I stood up and walked past the crowd of onlookers. I found myself at the sink snagging first one, then two… thinking about three, but sticking with just two paper towels. Can’t blow my nose straight through those thick fibers…
I walked back to the marginalized material and crouched down to it. There was conversation all around but I couldn’t hear any of it. With my left hand I put the paper towels atop it, and paused for that moment, trying to think how best to keep it from making a mess that I would need to clean up further. Finally my fingers pulled the edges of the paper towel together, scraping the carpet and making my second detailed observation - textural. This was not a solid by any standard thought, neither was it liquid. It definitely changed shape with the pressure I exerted (or tried not to exert) carrying the little package.
I motioned to simply toss it in my garbage, but I stopped myself. I’ve had two distinct instances in the last month where I’ve put discarded lunch containers with simply the smell of food that has kept me nauseated through the afternoon, so I was instantly fearful for what might await me after lunch with this little surprise. I left my cube and walked back toward the hallway sink where I had found the paper towels. That’s when I made my third detailed observation, this time olfactory. Yes. This was excrement of some sort. I felt that if it was from a rat, we had nothing to worry about because that rat couldn’t be in the best of health. But thinking of it being human in origin was confounding. I threw it away underneath the sink by the coffee maker. I wonder if I ruined anybody’s coffee experience that morning. (I’m really cracking up right now thinking about it)

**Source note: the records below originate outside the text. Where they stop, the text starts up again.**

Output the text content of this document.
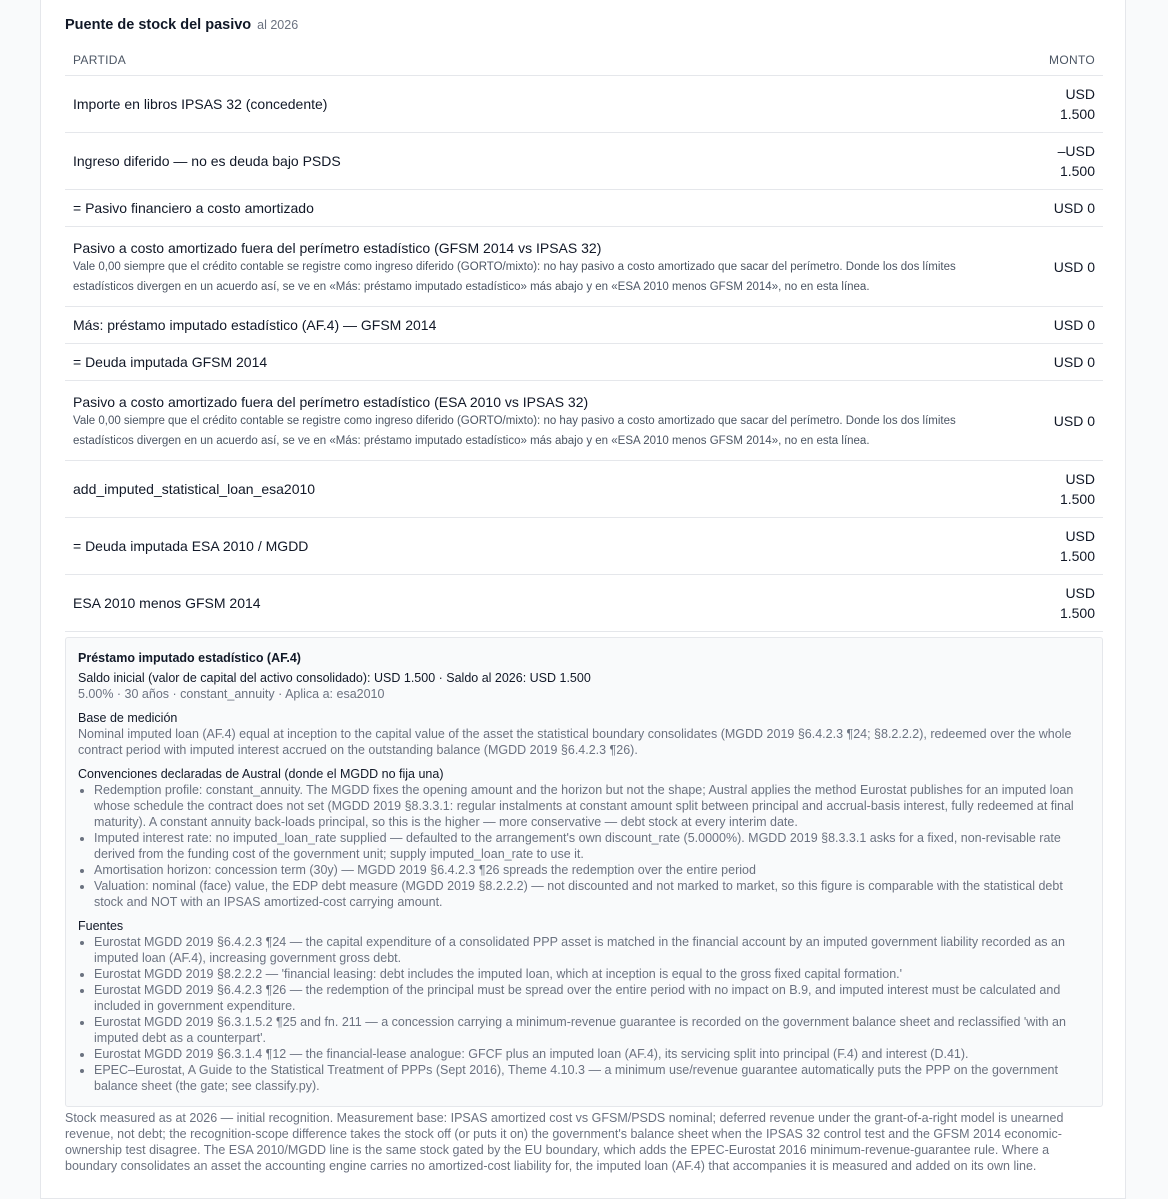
Puente de stock del pasivo al 2026
PARTIDA	MONTO
Importe en libros IPSAS 32 (concedente)	USD
1.500

Ingreso diferido — no es deuda bajo PSDS	–USD
1.500

= Pasivo financiero a costo amortizado	USD 0

Pasivo a costo amortizado fuera del perímetro estadístico (GFSM 2014 vs IPSAS 32)
Vale 0,00 siempre que el crédito contable se registre como ingreso diferido (GORTO/mixto): no hay pasivo a costo amortizado que sacar del perímetro. Donde los dos límites estadísticos divergen en un acuerdo así, se ve en «Más: préstamo imputado estadístico» más abajo y en «ESA 2010 menos GFSM 2014», no en esta línea.	USD 0
Más: préstamo imputado estadístico (AF.4) — GFSM 2014	USD 0
= Deuda imputada GFSM 2014	USD 0

Pasivo a costo amortizado fuera del perímetro estadístico (ESA 2010 vs IPSAS 32)
Vale 0,00 siempre que el crédito contable se registre como ingreso diferido (GORTO/mixto): no hay pasivo a costo amortizado que sacar del perímetro. Donde los dos límites estadísticos divergen en un acuerdo así, se ve en «Más: préstamo imputado estadístico» más abajo y en «ESA 2010 menos GFSM 2014», no en esta línea.	USD 0
add_imputed_statistical_loan_esa2010	USD
1.500

= Deuda imputada ESA 2010 / MGDD	USD
1.500

ESA 2010 menos GFSM 2014	USD
1.500
Préstamo imputado estadístico (AF.4)
Saldo inicial (valor de capital del activo consolidado): USD 1.500 · Saldo al 2026: USD 1.500
5.00% · 30 años · constant_annuity · Aplica a: esa2010
Base de medición
Nominal imputed loan (AF.4) equal at inception to the capital value of the asset the statistical boundary consolidates (MGDD 2019 §6.4.2.3 ¶24; §8.2.2.2), redeemed over the whole contract period with imputed interest accrued on the outstanding balance (MGDD 2019 §6.4.2.3 ¶26).
Convenciones declaradas de Austral (donde el MGDD no fija una)
• Redemption profile: constant_annuity. The MGDD fixes the opening amount and the horizon but not the shape; Austral applies the method Eurostat publishes for an imputed loan whose schedule the contract does not set (MGDD 2019 §8.3.3.1: regular instalments at constant amount split between principal and accrual-basis interest, fully redeemed at final maturity). A constant annuity back-loads principal, so this is the higher — more conservative — debt stock at every interim date.
• Imputed interest rate: no imputed_loan_rate supplied — defaulted to the arrangement's own discount_rate (5.0000%). MGDD 2019 §8.3.3.1 asks for a fixed, non-revisable rate derived from the funding cost of the government unit; supply imputed_loan_rate to use it.
• Amortisation horizon: concession term (30y) — MGDD 2019 §6.4.2.3 ¶26 spreads the redemption over the entire period
• Valuation: nominal (face) value, the EDP debt measure (MGDD 2019 §8.2.2.2) — not discounted and not marked to market, so this figure is comparable with the statistical debt stock and NOT with an IPSAS amortized-cost carrying amount.
Fuentes
• Eurostat MGDD 2019 §6.4.2.3 ¶24 — the capital expenditure of a consolidated PPP asset is matched in the financial account by an imputed government liability recorded as an imputed loan (AF.4), increasing government gross debt.
• Eurostat MGDD 2019 §8.2.2.2 — 'financial leasing: debt includes the imputed loan, which at inception is equal to the gross fixed capital formation.'
• Eurostat MGDD 2019 §6.4.2.3 ¶26 — the redemption of the principal must be spread over the entire period with no impact on B.9, and imputed interest must be calculated and included in government expenditure.
• Eurostat MGDD 2019 §6.3.1.5.2 ¶25 and fn. 211 — a concession carrying a minimum-revenue guarantee is recorded on the government balance sheet and reclassified 'with an imputed debt as a counterpart'.
• Eurostat MGDD 2019 §6.3.1.4 ¶12 — the financial-lease analogue: GFCF plus an imputed loan (AF.4), its servicing split into principal (F.4) and interest (D.41).
• EPEC–Eurostat, A Guide to the Statistical Treatment of PPPs (Sept 2016), Theme 4.10.3 — a minimum use/revenue guarantee automatically puts the PPP on the government balance sheet (the gate; see classify.py).
Stock measured as at 2026 — initial recognition. Measurement base: IPSAS amortized cost vs GFSM/PSDS nominal; deferred revenue under the grant-of-a-right model is unearned revenue, not debt; the recognition-scope difference takes the stock off (or puts it on) the government's balance sheet when the IPSAS 32 control test and the GFSM 2014 economic-ownership test disagree. The ESA 2010/MGDD line is the same stock gated by the EU boundary, which adds the EPEC-Eurostat 2016 minimum-revenue-guarantee rule. Where a boundary consolidates an asset the accounting engine carries no amortized-cost liability for, the imputed loan (AF.4) that accompanies it is measured and added on its own line.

So when I returned and sat down amid the bustle of rational theories to find out where this uninvited guest came from. There were the standard giant (but invisible) rat theories and dog poop on the shoe theories, but they seemed insufficient for the circumstances and the observations (that I alone could make). Then one of the ladies from the title department began talking to me in a low voice, and it took me a while to understand her. She was pointing out that one woman, somewhat older, had colon cancer recently and was known to vociferously complain about her colostomy bag. The only deduction that is set against that thought is that the woman in question would normally not go past this part of the office. However, it is still, in my mind, the leading theory.
But it illustrates my original point, maybe better elaborated here: If someone had put a new file cabinet, or a box of paper, or quite a large number of other things out in the open, just as new, none of us would have ever noticed or questioned their origins. Instead, a tiny brown blob of matter that we see in some way daily in another setting ignites a flood of theories, but very little action except on my part to truly know, and also get rid, of this foreigner. I still don’t know where that little lump of poop came from, and I could spend the rest of my life trying to track down its origin without any success. Instead, I’m going to finish writing about it, and likely forget about it soon enough. There are a good many questions that pass beyond our horizon of perceptibility…but are any of them different from the question of where this shit came from?